For all patients who disclose current abuse, providers should:

  • Provide validation:
    • Listen non-judgmentally;
    • "I am concerned for your safety (and the safety of your children)";
    • "You are not alone and help is available";
    • "You don't deserve the abuse and it is not your fault";
    • "Stopping the abuse is the responsibility of your partner not you".

  • Provide information:
    • "Domestic violence is common and happens in all kinds of relationships";
    • "Violence tends to continue and often becomes more frequent and severe";
    • "Abuse can impact your health in many ways";
    • "You are not to blame, but exposure to violence in the home can emotionally and physically hurt your children or other dependent loved ones"
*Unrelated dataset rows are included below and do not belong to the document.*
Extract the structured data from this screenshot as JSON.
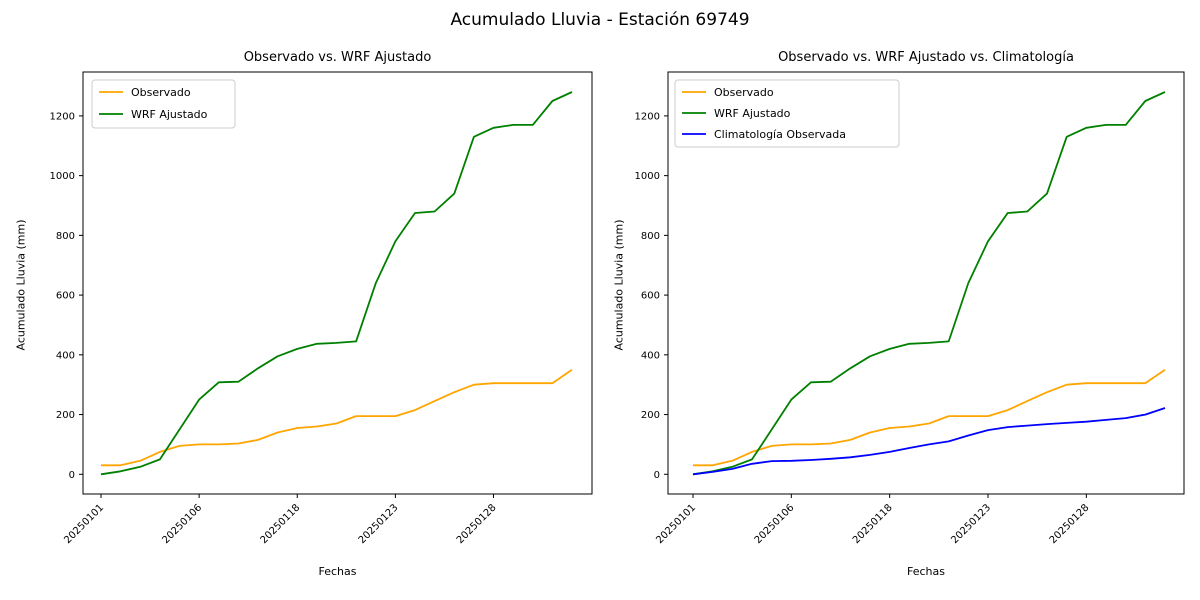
{
  "suptitle": "Acumulado Lluvia - Estación 69749",
  "colors": {
    "background": "#ffffff",
    "axes": "#000000",
    "legend_border": "#cccccc",
    "observado": "#ffa500",
    "wrf_ajustado": "#008000",
    "climatologia": "#0000ff"
  },
  "chart_data": [
    {
      "type": "line",
      "title": "Observado vs. WRF Ajustado",
      "xlabel": "Fechas",
      "ylabel": "Acumulado Lluvia (mm)",
      "n_points": 25,
      "x_tick_positions": [
        0,
        5,
        10,
        15,
        20
      ],
      "x_tick_labels": [
        "20250101",
        "20250106",
        "20250118",
        "20250123",
        "20250128"
      ],
      "x_tick_rotation_deg": 45,
      "y_ticks": [
        0,
        200,
        400,
        600,
        800,
        1000,
        1200
      ],
      "ylim": [
        -66,
        1347
      ],
      "grid": false,
      "legend_position": "upper left",
      "series": [
        {
          "name": "Observado",
          "color": "#ffa500",
          "values": [
            30,
            30,
            45,
            75,
            95,
            100,
            100,
            103,
            115,
            140,
            155,
            160,
            170,
            195,
            195,
            195,
            215,
            245,
            275,
            300,
            305,
            305,
            305,
            305,
            350
          ]
        },
        {
          "name": "WRF Ajustado",
          "color": "#008000",
          "values": [
            0,
            10,
            25,
            50,
            150,
            250,
            308,
            310,
            355,
            395,
            420,
            437,
            440,
            445,
            640,
            780,
            875,
            880,
            940,
            1130,
            1160,
            1170,
            1170,
            1250,
            1280
          ]
        }
      ]
    },
    {
      "type": "line",
      "title": "Observado vs. WRF Ajustado vs. Climatología",
      "xlabel": "Fechas",
      "ylabel": "Acumulado Lluvia (mm)",
      "n_points": 25,
      "x_tick_positions": [
        0,
        5,
        10,
        15,
        20
      ],
      "x_tick_labels": [
        "20250101",
        "20250106",
        "20250118",
        "20250123",
        "20250128"
      ],
      "x_tick_rotation_deg": 45,
      "y_ticks": [
        0,
        200,
        400,
        600,
        800,
        1000,
        1200
      ],
      "ylim": [
        -66,
        1347
      ],
      "grid": false,
      "legend_position": "upper left",
      "series": [
        {
          "name": "Observado",
          "color": "#ffa500",
          "values": [
            30,
            30,
            45,
            75,
            95,
            100,
            100,
            103,
            115,
            140,
            155,
            160,
            170,
            195,
            195,
            195,
            215,
            245,
            275,
            300,
            305,
            305,
            305,
            305,
            350
          ]
        },
        {
          "name": "WRF Ajustado",
          "color": "#008000",
          "values": [
            0,
            10,
            25,
            50,
            150,
            250,
            308,
            310,
            355,
            395,
            420,
            437,
            440,
            445,
            640,
            780,
            875,
            880,
            940,
            1130,
            1160,
            1170,
            1170,
            1250,
            1280
          ]
        },
        {
          "name": "Climatología Observada",
          "color": "#0000ff",
          "values": [
            0,
            8,
            18,
            35,
            44,
            45,
            48,
            52,
            57,
            65,
            75,
            88,
            100,
            110,
            130,
            148,
            158,
            163,
            168,
            172,
            176,
            182,
            188,
            200,
            222
          ]
        }
      ]
    }
  ]
}
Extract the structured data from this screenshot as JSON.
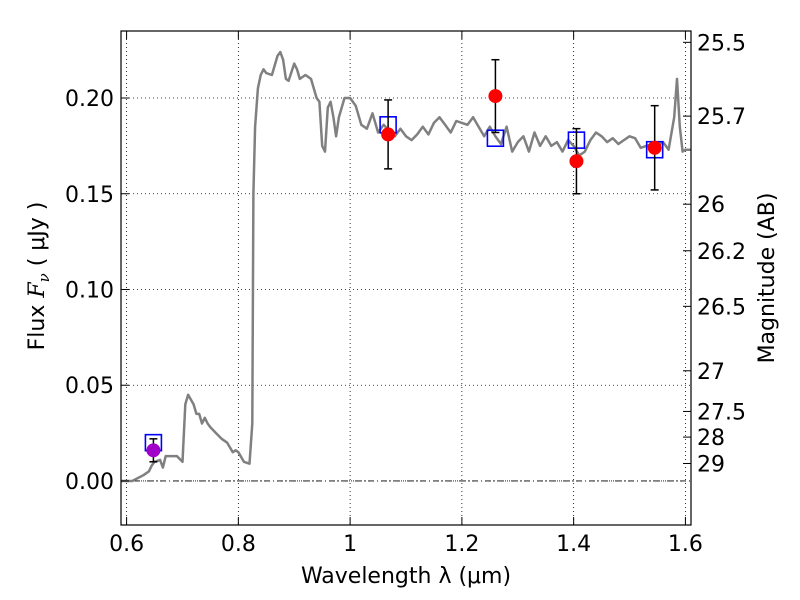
{
  "chart_data": {
    "type": "scatter",
    "xlabel": "Wavelength  λ (μm)",
    "ylabel_left": {
      "prefix": "Flux  ",
      "symbol": "F",
      "subscript": "ν",
      "units": "  ( μJy )"
    },
    "ylabel_right": "Magnitude (AB)",
    "xlim": [
      0.59,
      1.61
    ],
    "ylim": [
      -0.023,
      0.235
    ],
    "grid": true,
    "x_ticks": [
      {
        "value": 0.6,
        "label": "0.6"
      },
      {
        "value": 0.8,
        "label": "0.8"
      },
      {
        "value": 1.0,
        "label": "1"
      },
      {
        "value": 1.2,
        "label": "1.2"
      },
      {
        "value": 1.4,
        "label": "1.4"
      },
      {
        "value": 1.6,
        "label": "1.6"
      }
    ],
    "y_ticks": [
      {
        "value": 0.0,
        "label": "0.00"
      },
      {
        "value": 0.05,
        "label": "0.05"
      },
      {
        "value": 0.1,
        "label": "0.10"
      },
      {
        "value": 0.15,
        "label": "0.15"
      },
      {
        "value": 0.2,
        "label": "0.20"
      }
    ],
    "mag_ticks": [
      {
        "value": 25.5,
        "label": "25.5"
      },
      {
        "value": 25.7,
        "label": "25.7"
      },
      {
        "value": 26.0,
        "label": "26"
      },
      {
        "value": 26.2,
        "label": "26.2"
      },
      {
        "value": 26.5,
        "label": "26.5"
      },
      {
        "value": 27.0,
        "label": "27"
      },
      {
        "value": 27.5,
        "label": "27.5"
      },
      {
        "value": 28.0,
        "label": "28"
      },
      {
        "value": 29.0,
        "label": "29"
      }
    ],
    "zero_line": 0.0,
    "series": [
      {
        "kind": "line",
        "color": "#808080",
        "x": [
          0.59,
          0.61,
          0.63,
          0.64,
          0.645,
          0.65,
          0.66,
          0.665,
          0.67,
          0.68,
          0.69,
          0.7,
          0.705,
          0.71,
          0.72,
          0.725,
          0.73,
          0.735,
          0.74,
          0.745,
          0.75,
          0.76,
          0.77,
          0.78,
          0.79,
          0.795,
          0.8,
          0.81,
          0.82,
          0.825,
          0.827,
          0.83,
          0.835,
          0.84,
          0.845,
          0.85,
          0.86,
          0.87,
          0.875,
          0.88,
          0.885,
          0.89,
          0.9,
          0.905,
          0.91,
          0.92,
          0.93,
          0.94,
          0.945,
          0.95,
          0.955,
          0.96,
          0.965,
          0.97,
          0.975,
          0.98,
          0.99,
          1.0,
          1.01,
          1.02,
          1.03,
          1.04,
          1.05,
          1.06,
          1.07,
          1.08,
          1.09,
          1.1,
          1.11,
          1.12,
          1.13,
          1.14,
          1.15,
          1.16,
          1.17,
          1.18,
          1.19,
          1.2,
          1.21,
          1.22,
          1.23,
          1.24,
          1.25,
          1.26,
          1.27,
          1.28,
          1.29,
          1.3,
          1.31,
          1.32,
          1.33,
          1.34,
          1.35,
          1.36,
          1.37,
          1.38,
          1.39,
          1.4,
          1.41,
          1.42,
          1.43,
          1.44,
          1.45,
          1.46,
          1.47,
          1.48,
          1.49,
          1.5,
          1.51,
          1.52,
          1.53,
          1.54,
          1.55,
          1.56,
          1.57,
          1.58,
          1.585,
          1.59,
          1.595,
          1.6,
          1.61
        ],
        "y": [
          0.0,
          0.0,
          0.003,
          0.005,
          0.008,
          0.01,
          0.011,
          0.007,
          0.013,
          0.013,
          0.013,
          0.01,
          0.04,
          0.045,
          0.04,
          0.035,
          0.035,
          0.03,
          0.033,
          0.03,
          0.028,
          0.025,
          0.022,
          0.02,
          0.015,
          0.016,
          0.015,
          0.01,
          0.009,
          0.03,
          0.15,
          0.185,
          0.205,
          0.212,
          0.215,
          0.213,
          0.212,
          0.222,
          0.224,
          0.22,
          0.21,
          0.209,
          0.218,
          0.215,
          0.21,
          0.212,
          0.21,
          0.2,
          0.198,
          0.175,
          0.172,
          0.195,
          0.198,
          0.19,
          0.18,
          0.19,
          0.2,
          0.2,
          0.196,
          0.186,
          0.184,
          0.192,
          0.182,
          0.186,
          0.183,
          0.18,
          0.184,
          0.18,
          0.178,
          0.181,
          0.185,
          0.181,
          0.187,
          0.19,
          0.186,
          0.182,
          0.188,
          0.187,
          0.186,
          0.19,
          0.185,
          0.18,
          0.185,
          0.18,
          0.176,
          0.185,
          0.172,
          0.177,
          0.18,
          0.172,
          0.182,
          0.175,
          0.18,
          0.175,
          0.177,
          0.172,
          0.178,
          0.175,
          0.17,
          0.172,
          0.178,
          0.182,
          0.18,
          0.177,
          0.179,
          0.176,
          0.178,
          0.18,
          0.179,
          0.174,
          0.175,
          0.176,
          0.175,
          0.177,
          0.173,
          0.19,
          0.21,
          0.185,
          0.172,
          0.173,
          0.173
        ]
      },
      {
        "kind": "squares",
        "color": "#0000ff",
        "x": [
          0.648,
          1.068,
          1.26,
          1.405,
          1.545
        ],
        "y": [
          0.02,
          0.186,
          0.179,
          0.178,
          0.173
        ]
      },
      {
        "kind": "points",
        "color": "#ff0000",
        "x": [
          1.068,
          1.26,
          1.405,
          1.545
        ],
        "y": [
          0.181,
          0.201,
          0.167,
          0.174
        ],
        "err": [
          0.018,
          0.019,
          0.017,
          0.022
        ]
      },
      {
        "kind": "points",
        "color": "#a000c8",
        "x": [
          0.648
        ],
        "y": [
          0.016
        ],
        "err": [
          0.006
        ]
      }
    ]
  }
}
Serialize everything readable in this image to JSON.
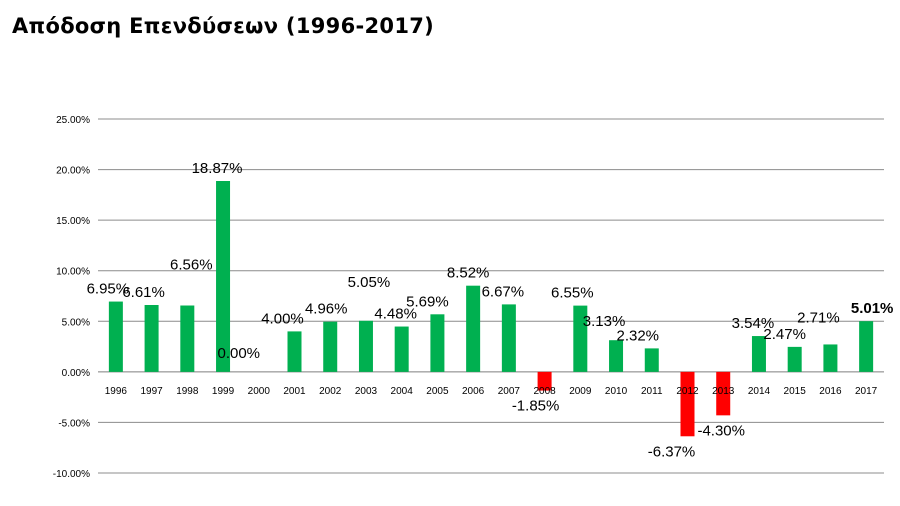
{
  "title": "Απόδοση Επενδύσεων (1996-2017)",
  "chart_data": {
    "type": "bar",
    "title": "Απόδοση Επενδύσεων (1996-2017)",
    "xlabel": "",
    "ylabel": "",
    "categories": [
      "1996",
      "1997",
      "1998",
      "1999",
      "2000",
      "2001",
      "2002",
      "2003",
      "2004",
      "2005",
      "2006",
      "2007",
      "2008",
      "2009",
      "2010",
      "2011",
      "2012",
      "2013",
      "2014",
      "2015",
      "2016",
      "2017"
    ],
    "values": [
      6.95,
      6.61,
      6.56,
      18.87,
      0.0,
      4.0,
      4.96,
      5.05,
      4.48,
      5.69,
      8.52,
      6.67,
      -1.85,
      6.55,
      3.13,
      2.32,
      -6.37,
      -4.3,
      3.54,
      2.47,
      2.71,
      5.01
    ],
    "data_labels": [
      "6.95%",
      "6.61%",
      "6.56%",
      "18.87%",
      "0.00%",
      "4.00%",
      "4.96%",
      "5.05%",
      "4.48%",
      "5.69%",
      "8.52%",
      "6.67%",
      "-1.85%",
      "6.55%",
      "3.13%",
      "2.32%",
      "-6.37%",
      "-4.30%",
      "3.54%",
      "2.47%",
      "2.71%",
      "5.01%"
    ],
    "highlighted_label": "2017",
    "y_ticks": [
      25,
      20,
      15,
      10,
      5,
      0,
      -5,
      -10
    ],
    "y_tick_labels": [
      "25.00%",
      "20.00%",
      "15.00%",
      "10.00%",
      "5.00%",
      "0.00%",
      "-5.00%",
      "-10.00%"
    ],
    "ylim": [
      -10,
      25
    ],
    "grid": true,
    "legend": "none",
    "colors": {
      "positive": "#00b050",
      "negative": "#ff0000",
      "grid": "#8c8c8c",
      "axis": "#7f7f7f"
    }
  }
}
  • Respond to safety issues:
    • Offer the patient a brochure about safety planning and go over it with her/him;
    • Review ideas about keeping information private and safe from the abuser;
    • Offer the patient immediate and private access to an advocate in person or via phone;
    • Offer to have a provider or advocate discuss safety then or at a later appointment;
    • If the patient wants immediate police assistance, offer to place the call;
    • Reinforce the patient's autonomy in making decisions regarding her/his safety;
    • If there is significant risk of suicide, the patient should be kept safe in the health setting until emergency psychiatric evaluation can be obtained.
    • Make referrals to local resources:
    • Describe any advocacy and support systems within the health care setting
    • Refer patient to advocacy and support services within the community
    • Refer patients to organizations that address their unique needs such as organizations with multiple language capacities, or those that specialize in working with specific populations (i.e. teen, elderly, disabled, deaf or hard of hearing, particular ethnic or cultural communities or lesbian, gay, transgender or bisexual clients).
    • Offer a choice of available referrals including on-site advocates, social workers, local IPV/DV resources or the National DV Hotline (800) 799-SAFE, TTY (800) 787-3224, Kentucky Adult and Child Abuse Reporting Hot Line:(800) 752-6200; Kentucky Spouse Abuse Shelter Hot Line: (800) 544-2022 VINE: The National Victim Notification Network (800) 511-1670.

For the patient that discloses past history of IPV/DV victimization:

  • "When did the abuse occur?"
  • "Do you feel you are still at risk?"
  • "Are you in contact with your ex-partner?" "Do you share children or custody?"
  • "How do you think the abuse has affected you emotionally and physically?"